Yukarıda açıklanan nedenlerle, ilk derece mahkemesine ait kararın esası incelenmeden kaldırılmasına ve HMK’nın 353/1-a-6 maddesi uyarınca dosyanın ilk derece mahkemesine gönderilmesine karar vermek gerekmiş, aşağıdaki şekilde hüküm tesis edilmiştir.
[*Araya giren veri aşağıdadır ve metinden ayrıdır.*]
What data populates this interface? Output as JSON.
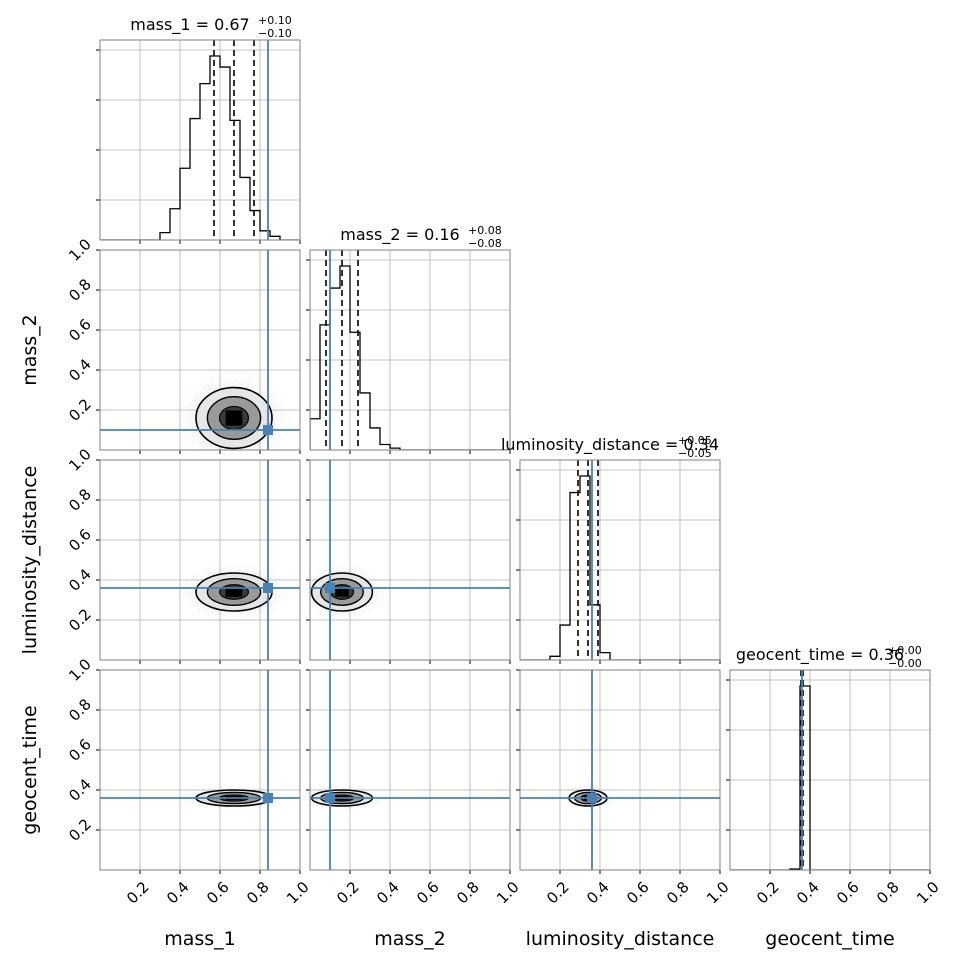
{
  "chart_data": {
    "type": "corner",
    "parameters": [
      "mass_1",
      "mass_2",
      "luminosity_distance",
      "geocent_time"
    ],
    "axis_labels": [
      "mass_1",
      "mass_2",
      "luminosity_distance",
      "geocent_time"
    ],
    "titles": [
      {
        "label": "mass_1 = 0.67",
        "plus": "+0.10",
        "minus": "−0.10"
      },
      {
        "label": "mass_2 = 0.16",
        "plus": "+0.08",
        "minus": "−0.08"
      },
      {
        "label": "luminosity_distance = 0.34",
        "plus": "+0.05",
        "minus": "−0.05"
      },
      {
        "label": "geocent_time = 0.36",
        "plus": "+0.00",
        "minus": "−0.00"
      }
    ],
    "axis_range": [
      0,
      1
    ],
    "tick_values": [
      0.2,
      0.4,
      0.6,
      0.8,
      1.0
    ],
    "tick_labels": [
      "0.2",
      "0.4",
      "0.6",
      "0.8",
      "1.0"
    ],
    "grid": true,
    "truths": [
      0.84,
      0.1,
      0.36,
      0.36
    ],
    "truth_color": "#4682b4",
    "quantiles": [
      [
        0.57,
        0.67,
        0.77
      ],
      [
        0.08,
        0.16,
        0.24
      ],
      [
        0.29,
        0.34,
        0.39
      ],
      [
        0.355,
        0.36,
        0.365
      ]
    ],
    "histograms": [
      {
        "bin_width": 0.05,
        "start": 0.3,
        "counts": [
          0.04,
          0.17,
          0.39,
          0.66,
          0.85,
          1.0,
          0.94,
          0.65,
          0.34,
          0.16,
          0.05,
          0.02
        ]
      },
      {
        "bin_width": 0.05,
        "start": 0.0,
        "counts": [
          0.17,
          0.68,
          0.88,
          1.0,
          0.64,
          0.31,
          0.12,
          0.03,
          0.01
        ]
      },
      {
        "bin_width": 0.05,
        "start": 0.15,
        "counts": [
          0.02,
          0.19,
          0.91,
          1.0,
          0.3,
          0.04
        ]
      },
      {
        "bin_width": 0.05,
        "start": 0.3,
        "counts": [
          0.005,
          1.0,
          0.0
        ]
      }
    ],
    "density_2d": [
      {
        "row": 1,
        "col": 0,
        "center": [
          0.67,
          0.16
        ],
        "spread": [
          0.1,
          0.08
        ]
      },
      {
        "row": 2,
        "col": 0,
        "center": [
          0.67,
          0.34
        ],
        "spread": [
          0.1,
          0.05
        ]
      },
      {
        "row": 2,
        "col": 1,
        "center": [
          0.16,
          0.34
        ],
        "spread": [
          0.08,
          0.05
        ]
      },
      {
        "row": 3,
        "col": 0,
        "center": [
          0.67,
          0.36
        ],
        "spread": [
          0.1,
          0.008
        ]
      },
      {
        "row": 3,
        "col": 1,
        "center": [
          0.16,
          0.36
        ],
        "spread": [
          0.08,
          0.008
        ]
      },
      {
        "row": 3,
        "col": 2,
        "center": [
          0.34,
          0.36
        ],
        "spread": [
          0.05,
          0.008
        ]
      }
    ],
    "colors": {
      "hist": "#000000",
      "truth": "#4682b4",
      "grid": "#b0b0b0",
      "frame": "#808080"
    }
  }
}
HÜKÜM : Gerekçesi yukarıda belirtildiği üzere;
1-Davacı vekilinin istinaf başvurusunun HMK’nın 353/1-a-6 maddesi gereğince KABULÜ ile Ankara 8. Asliye Ticaret Mahkemesinin 11/11/2020 gün ve 2017/617 Esas – 2020/598 Karar sayılı kararının KALDIRILMASINA,
2-Dosyanın, davanın yeniden görülmesi için mahkemesine İADESİNE,
3-Davacı vekilinin diğer istinaf itirazlarının bu aşamada incelenmesine yer olmadığına,
4-Davacı taraf harçtan muaf olduğundan bu hususta karar verilmesine yer olmadığına,
5-İstinaf aşamasında duruşma açılmadığından taraflar lehine vekalet ücreti takdirine yer olmadığına,
6-İstinaf aşamasında yapılan yargılama giderlerinin ilk derece mahkemesince yapılacak yargılamada değerlendirilmesine,
7-Kararın tebliği ve harç işlemlerinin yerel mahkeme tarafından yaptırılmasına,
Dair, dosya üzerinde yapılan inceleme sonucunda oybirliği ile 05/10/2023 tarihinde HMK 353/1-a-6 maddesi uyarınca KESİN olmak üzere karar verildi.

GEREKÇELİ KARARIN YAZILDIĞI TARİH : 05/11/2023

Başkan V.

Üye

Üye

Katip

Bu belge 5070 sayılı Yasa hükümlerine göre elektronik olarak imzalanmıştır.